Method for permanent magnet undulator parameter stabilizing against temperature variation

摘要

Stability of undulator parameter (K_(und)) is very important for operation of synchrotron radiation sources. Because K_unddefines radiation harmonics energies, its variation causes drift of harmonic energies and undesirable photon flux change during data collection. Very often, the origin of K_(und) drift is temperature change. To stabilize K_und, the temperature of the undulator and ambient should be kept constant with ～ ± 0.1°C or better precision. Although keeping the temperature constant in a large space with such precision is a challenge, it can be done with adequate resources. However, the time needed to reach operating temperature with required precision after interruption of standard operation can be quite long. Observation made at Cornell High Energy Synchrotron Source (CHESS) indicated that this time can be ～12 h or longer.
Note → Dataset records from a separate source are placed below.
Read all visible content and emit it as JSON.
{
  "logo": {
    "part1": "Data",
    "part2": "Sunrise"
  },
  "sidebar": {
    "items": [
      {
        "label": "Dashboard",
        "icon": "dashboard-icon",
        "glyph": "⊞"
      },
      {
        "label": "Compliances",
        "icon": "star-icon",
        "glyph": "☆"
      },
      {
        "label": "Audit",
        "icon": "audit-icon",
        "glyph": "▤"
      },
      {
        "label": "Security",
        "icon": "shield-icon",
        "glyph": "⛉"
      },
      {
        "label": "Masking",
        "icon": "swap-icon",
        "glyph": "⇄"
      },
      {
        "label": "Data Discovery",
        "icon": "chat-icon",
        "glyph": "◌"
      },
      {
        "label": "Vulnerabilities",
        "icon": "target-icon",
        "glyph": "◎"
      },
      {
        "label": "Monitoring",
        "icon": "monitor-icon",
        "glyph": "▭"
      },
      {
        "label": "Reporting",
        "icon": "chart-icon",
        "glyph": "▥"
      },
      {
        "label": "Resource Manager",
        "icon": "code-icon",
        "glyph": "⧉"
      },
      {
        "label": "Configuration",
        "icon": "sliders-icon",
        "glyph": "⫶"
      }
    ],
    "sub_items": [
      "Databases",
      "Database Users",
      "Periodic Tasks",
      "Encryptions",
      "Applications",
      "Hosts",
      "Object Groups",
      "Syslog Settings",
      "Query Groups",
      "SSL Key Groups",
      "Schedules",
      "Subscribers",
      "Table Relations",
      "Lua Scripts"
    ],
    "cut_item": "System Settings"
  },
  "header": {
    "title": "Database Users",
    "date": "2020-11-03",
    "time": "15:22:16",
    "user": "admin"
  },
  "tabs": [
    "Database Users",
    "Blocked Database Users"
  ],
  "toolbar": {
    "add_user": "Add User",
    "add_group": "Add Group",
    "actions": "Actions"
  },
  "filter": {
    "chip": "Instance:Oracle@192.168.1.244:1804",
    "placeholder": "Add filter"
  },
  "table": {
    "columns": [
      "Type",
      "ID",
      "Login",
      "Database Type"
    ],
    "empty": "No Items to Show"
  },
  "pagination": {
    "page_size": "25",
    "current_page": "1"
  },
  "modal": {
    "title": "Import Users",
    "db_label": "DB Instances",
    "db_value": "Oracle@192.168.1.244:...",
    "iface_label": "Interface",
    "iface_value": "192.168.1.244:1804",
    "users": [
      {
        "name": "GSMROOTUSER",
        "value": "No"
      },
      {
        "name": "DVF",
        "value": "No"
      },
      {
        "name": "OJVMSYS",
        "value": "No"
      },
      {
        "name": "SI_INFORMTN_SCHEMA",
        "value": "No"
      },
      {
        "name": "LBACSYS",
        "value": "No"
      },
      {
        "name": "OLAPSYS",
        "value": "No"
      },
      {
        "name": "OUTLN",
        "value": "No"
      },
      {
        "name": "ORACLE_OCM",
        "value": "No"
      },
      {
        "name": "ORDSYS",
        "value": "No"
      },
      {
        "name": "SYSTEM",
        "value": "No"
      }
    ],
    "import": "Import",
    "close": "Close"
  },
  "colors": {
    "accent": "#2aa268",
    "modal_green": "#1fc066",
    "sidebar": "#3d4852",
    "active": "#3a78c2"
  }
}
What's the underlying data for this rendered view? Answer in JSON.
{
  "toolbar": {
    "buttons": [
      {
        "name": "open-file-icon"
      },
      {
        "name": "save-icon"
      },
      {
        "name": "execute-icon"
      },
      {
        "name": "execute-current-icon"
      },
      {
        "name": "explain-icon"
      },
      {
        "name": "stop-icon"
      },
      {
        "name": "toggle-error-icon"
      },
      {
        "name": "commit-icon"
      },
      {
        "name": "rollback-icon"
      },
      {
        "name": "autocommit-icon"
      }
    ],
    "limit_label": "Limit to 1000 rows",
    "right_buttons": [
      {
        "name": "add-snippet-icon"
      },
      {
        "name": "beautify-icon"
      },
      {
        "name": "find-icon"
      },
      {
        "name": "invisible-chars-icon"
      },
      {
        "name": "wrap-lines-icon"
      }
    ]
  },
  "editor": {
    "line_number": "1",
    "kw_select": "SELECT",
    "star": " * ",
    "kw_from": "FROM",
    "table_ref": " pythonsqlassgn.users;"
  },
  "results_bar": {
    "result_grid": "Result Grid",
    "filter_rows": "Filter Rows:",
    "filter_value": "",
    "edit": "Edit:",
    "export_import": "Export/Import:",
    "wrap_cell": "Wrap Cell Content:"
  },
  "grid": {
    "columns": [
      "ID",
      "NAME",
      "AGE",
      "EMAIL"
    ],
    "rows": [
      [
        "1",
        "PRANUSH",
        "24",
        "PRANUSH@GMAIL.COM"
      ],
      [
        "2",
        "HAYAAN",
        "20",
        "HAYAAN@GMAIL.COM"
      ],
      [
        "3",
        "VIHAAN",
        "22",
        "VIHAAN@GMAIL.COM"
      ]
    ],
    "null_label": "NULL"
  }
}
During this time period, K_(und) of undulator magnets is drifting, causing variation of photon flux. This compromises beam line operation. Reducing the sensitivity of K_(und) to temperature variation would be beneficial. In this paper, we developed the concept of stabilizing of K_(und) against temperature change utilizing the effect of differential thermo-expansion. According to the concept, girders should include specific parts made of materials with different coefficients of thermo-expansion (CTE). When temperature changes, it will create the desired deformation which can compensate for the change in magnetic field caused by temperature sensitivity of permanent magnet residual induction B_r. Engineering FEM modeling and analysis of the magnetic field of the specific girder design reveal feasibility and practicality of the concept. In the paper we present results of the engineering modeling, magnetic field analysis, and supporting experimental data.